Diese Künstlichkeit stand während des gesamten Music-Albumzyklus im Vordergrund. Im „Music“-Video spielte Madonna einen Zuhälter im Pelzmantel, der in Limousinen zu Stripclubs fährt und sich manchmal in eine Zeichentrickfigur verwandelt. (Der britische Stunt-Comic Sacha Baron Cohen, in seiner Ali G-Verkleidung, bekam als Limousinenfahrer seinen ersten richtigen Vorgeschmack auf die amerikanische Öffentlichkeit.
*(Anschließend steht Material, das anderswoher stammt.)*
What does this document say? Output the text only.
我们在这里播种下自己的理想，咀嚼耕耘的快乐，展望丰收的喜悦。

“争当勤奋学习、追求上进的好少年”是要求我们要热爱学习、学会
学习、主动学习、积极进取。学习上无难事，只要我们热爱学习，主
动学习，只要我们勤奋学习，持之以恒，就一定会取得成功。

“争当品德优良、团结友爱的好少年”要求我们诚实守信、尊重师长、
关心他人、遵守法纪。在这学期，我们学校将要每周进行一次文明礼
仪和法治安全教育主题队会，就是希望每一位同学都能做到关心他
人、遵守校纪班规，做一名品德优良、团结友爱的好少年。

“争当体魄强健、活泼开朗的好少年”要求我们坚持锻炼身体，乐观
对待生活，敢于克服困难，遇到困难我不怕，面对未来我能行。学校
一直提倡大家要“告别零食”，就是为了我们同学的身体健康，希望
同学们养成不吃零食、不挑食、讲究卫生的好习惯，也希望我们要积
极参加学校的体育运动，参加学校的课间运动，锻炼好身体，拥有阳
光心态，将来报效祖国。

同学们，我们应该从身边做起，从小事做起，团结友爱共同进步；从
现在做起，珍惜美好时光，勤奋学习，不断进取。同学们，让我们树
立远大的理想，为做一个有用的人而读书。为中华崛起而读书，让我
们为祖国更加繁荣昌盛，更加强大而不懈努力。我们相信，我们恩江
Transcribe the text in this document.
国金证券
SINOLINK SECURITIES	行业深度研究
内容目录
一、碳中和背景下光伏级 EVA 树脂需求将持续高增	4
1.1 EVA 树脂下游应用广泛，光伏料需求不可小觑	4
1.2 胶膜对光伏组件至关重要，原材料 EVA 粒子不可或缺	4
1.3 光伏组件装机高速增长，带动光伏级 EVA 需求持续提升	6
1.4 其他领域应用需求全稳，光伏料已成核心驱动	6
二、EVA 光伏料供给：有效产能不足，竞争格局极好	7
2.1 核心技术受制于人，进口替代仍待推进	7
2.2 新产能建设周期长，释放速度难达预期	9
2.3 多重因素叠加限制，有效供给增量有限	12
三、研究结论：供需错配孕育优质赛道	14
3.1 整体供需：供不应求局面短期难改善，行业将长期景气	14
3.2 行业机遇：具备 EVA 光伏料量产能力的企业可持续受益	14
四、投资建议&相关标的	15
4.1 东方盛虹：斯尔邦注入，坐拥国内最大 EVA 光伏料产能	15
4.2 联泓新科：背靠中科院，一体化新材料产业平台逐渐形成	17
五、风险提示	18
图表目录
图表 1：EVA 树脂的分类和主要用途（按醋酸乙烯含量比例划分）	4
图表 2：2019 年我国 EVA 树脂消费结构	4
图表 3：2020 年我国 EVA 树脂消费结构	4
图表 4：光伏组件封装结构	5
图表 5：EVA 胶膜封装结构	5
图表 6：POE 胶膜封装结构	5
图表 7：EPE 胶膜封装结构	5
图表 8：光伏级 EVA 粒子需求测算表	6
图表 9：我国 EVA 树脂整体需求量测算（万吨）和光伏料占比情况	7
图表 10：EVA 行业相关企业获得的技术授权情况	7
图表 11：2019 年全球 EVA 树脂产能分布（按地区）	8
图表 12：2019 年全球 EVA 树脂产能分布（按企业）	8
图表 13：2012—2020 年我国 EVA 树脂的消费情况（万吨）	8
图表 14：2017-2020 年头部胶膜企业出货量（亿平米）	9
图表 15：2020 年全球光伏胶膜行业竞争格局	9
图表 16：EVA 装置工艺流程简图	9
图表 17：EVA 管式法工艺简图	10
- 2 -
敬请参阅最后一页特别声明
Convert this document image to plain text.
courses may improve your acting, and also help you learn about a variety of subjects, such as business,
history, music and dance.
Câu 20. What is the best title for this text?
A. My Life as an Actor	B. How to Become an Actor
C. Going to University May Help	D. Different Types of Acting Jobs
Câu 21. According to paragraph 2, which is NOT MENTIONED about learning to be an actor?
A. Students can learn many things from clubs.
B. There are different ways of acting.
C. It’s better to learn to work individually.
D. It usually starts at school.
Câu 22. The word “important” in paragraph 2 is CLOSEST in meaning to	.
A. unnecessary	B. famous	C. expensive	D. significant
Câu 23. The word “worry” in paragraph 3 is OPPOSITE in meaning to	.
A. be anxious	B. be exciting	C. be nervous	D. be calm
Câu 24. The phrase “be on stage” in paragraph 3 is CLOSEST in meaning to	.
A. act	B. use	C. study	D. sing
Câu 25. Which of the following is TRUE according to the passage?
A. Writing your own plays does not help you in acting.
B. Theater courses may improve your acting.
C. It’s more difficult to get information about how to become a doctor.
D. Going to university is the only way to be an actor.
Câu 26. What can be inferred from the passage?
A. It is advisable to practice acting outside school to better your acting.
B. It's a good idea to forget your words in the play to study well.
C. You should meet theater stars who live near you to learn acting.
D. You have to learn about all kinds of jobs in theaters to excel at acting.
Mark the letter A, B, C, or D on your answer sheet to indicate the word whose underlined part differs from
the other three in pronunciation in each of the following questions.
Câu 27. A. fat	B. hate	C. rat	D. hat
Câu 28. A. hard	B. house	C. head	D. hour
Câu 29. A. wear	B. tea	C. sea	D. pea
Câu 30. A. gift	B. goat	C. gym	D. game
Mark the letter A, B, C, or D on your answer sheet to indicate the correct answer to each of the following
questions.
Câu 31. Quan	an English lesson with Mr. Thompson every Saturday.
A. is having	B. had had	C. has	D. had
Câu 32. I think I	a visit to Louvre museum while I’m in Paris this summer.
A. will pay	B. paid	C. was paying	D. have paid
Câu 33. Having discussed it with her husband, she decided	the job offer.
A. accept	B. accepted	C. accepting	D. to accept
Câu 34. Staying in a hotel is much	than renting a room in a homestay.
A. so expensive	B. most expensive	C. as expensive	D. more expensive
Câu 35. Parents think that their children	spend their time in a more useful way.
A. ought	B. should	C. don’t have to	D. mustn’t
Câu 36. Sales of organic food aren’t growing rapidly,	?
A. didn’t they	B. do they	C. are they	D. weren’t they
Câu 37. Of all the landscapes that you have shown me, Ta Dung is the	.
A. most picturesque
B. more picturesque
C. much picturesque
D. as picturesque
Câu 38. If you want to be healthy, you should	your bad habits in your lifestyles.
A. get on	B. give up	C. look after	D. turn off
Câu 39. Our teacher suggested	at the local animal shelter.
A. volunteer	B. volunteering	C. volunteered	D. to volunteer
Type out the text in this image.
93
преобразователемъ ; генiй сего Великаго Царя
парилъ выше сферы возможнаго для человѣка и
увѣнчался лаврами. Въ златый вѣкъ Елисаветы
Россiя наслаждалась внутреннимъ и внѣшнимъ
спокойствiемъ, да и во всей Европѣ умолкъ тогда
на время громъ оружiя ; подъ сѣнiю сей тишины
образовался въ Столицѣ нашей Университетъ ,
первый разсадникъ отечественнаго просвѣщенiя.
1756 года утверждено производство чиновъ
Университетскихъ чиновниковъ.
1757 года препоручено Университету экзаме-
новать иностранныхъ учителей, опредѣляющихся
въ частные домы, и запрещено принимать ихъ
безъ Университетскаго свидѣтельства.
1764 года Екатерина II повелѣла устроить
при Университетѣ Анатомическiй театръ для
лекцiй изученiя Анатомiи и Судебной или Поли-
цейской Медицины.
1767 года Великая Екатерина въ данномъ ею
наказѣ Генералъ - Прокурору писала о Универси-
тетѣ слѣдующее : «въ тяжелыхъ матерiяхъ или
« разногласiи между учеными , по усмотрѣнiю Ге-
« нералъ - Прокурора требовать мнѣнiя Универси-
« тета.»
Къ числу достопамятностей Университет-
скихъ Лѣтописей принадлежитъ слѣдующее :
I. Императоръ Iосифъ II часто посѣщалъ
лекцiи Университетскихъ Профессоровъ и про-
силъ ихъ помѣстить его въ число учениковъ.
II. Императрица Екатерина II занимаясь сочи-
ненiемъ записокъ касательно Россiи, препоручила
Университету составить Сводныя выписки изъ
Ohne das „Music“-Video gibt es Borat vielleicht gar nicht.) In dem albernen, provokanten „What It Feels Like For A Girl“-Clip, dem zweiten von Madonnas Videos, das von MTV verboten wurde, geht Madonna auf eine filmische Verbrecherjagd mit weiblichen Opfern.
Auf dem Cover des Albums „Music“ und auf der Tournee trug Madonna campy Cowgirl-Klamotten und entfernte sich damit so weit wie möglich von dem Gothic-Earth-Mother-Look, den sie in der Ray Of Light-Ära trug. Es fühlt sich an wie eine bewusste Bemühung, alle verbleibenden Fetzen von 90er-Jahre-Aufrichtigkeit zu entfernen. Ein kluger Schachzug. Nur wenige von Madonnas Kolleginnen – vielleicht Kylie Minogue, vielleicht Janet Jackson – waren in der Lage, so intuitiv mit dem Zeitgeist des neuen Jahrhunderts umzugehen.
Es war nicht von Dauer. Music war ein voller Erfolg – ein Dreifach-Platin-Album, das auf Platz 1 debütierte und zwei Top-10-Singles sowie eine lukrative Welttournee nach sich zog. Aber als sie ihr nächstes Album aufnahm, den erzwungenen und nervtötenden Flop American Life aus dem Jahr 2003, war Madonna dabei, den Electroclash aufzuholen. Madonna hatte in den letzten 20 Jahren zwar einige Hits, aber die meisten dieser Hits waren Versuche, sich dem Zeitgeschmack anzupassen, und nicht, diesen Geschmack zu beeinflussen. Dennoch muss man Madonna Anerkennung zollen. Im Sommer 2000, 17 Jahre nach Beginn ihrer Popstar-Karriere, konnte eine 42-jährige Madonna über „die Zukunft des Sounds“ sprechen. Und sie könnte Recht haben.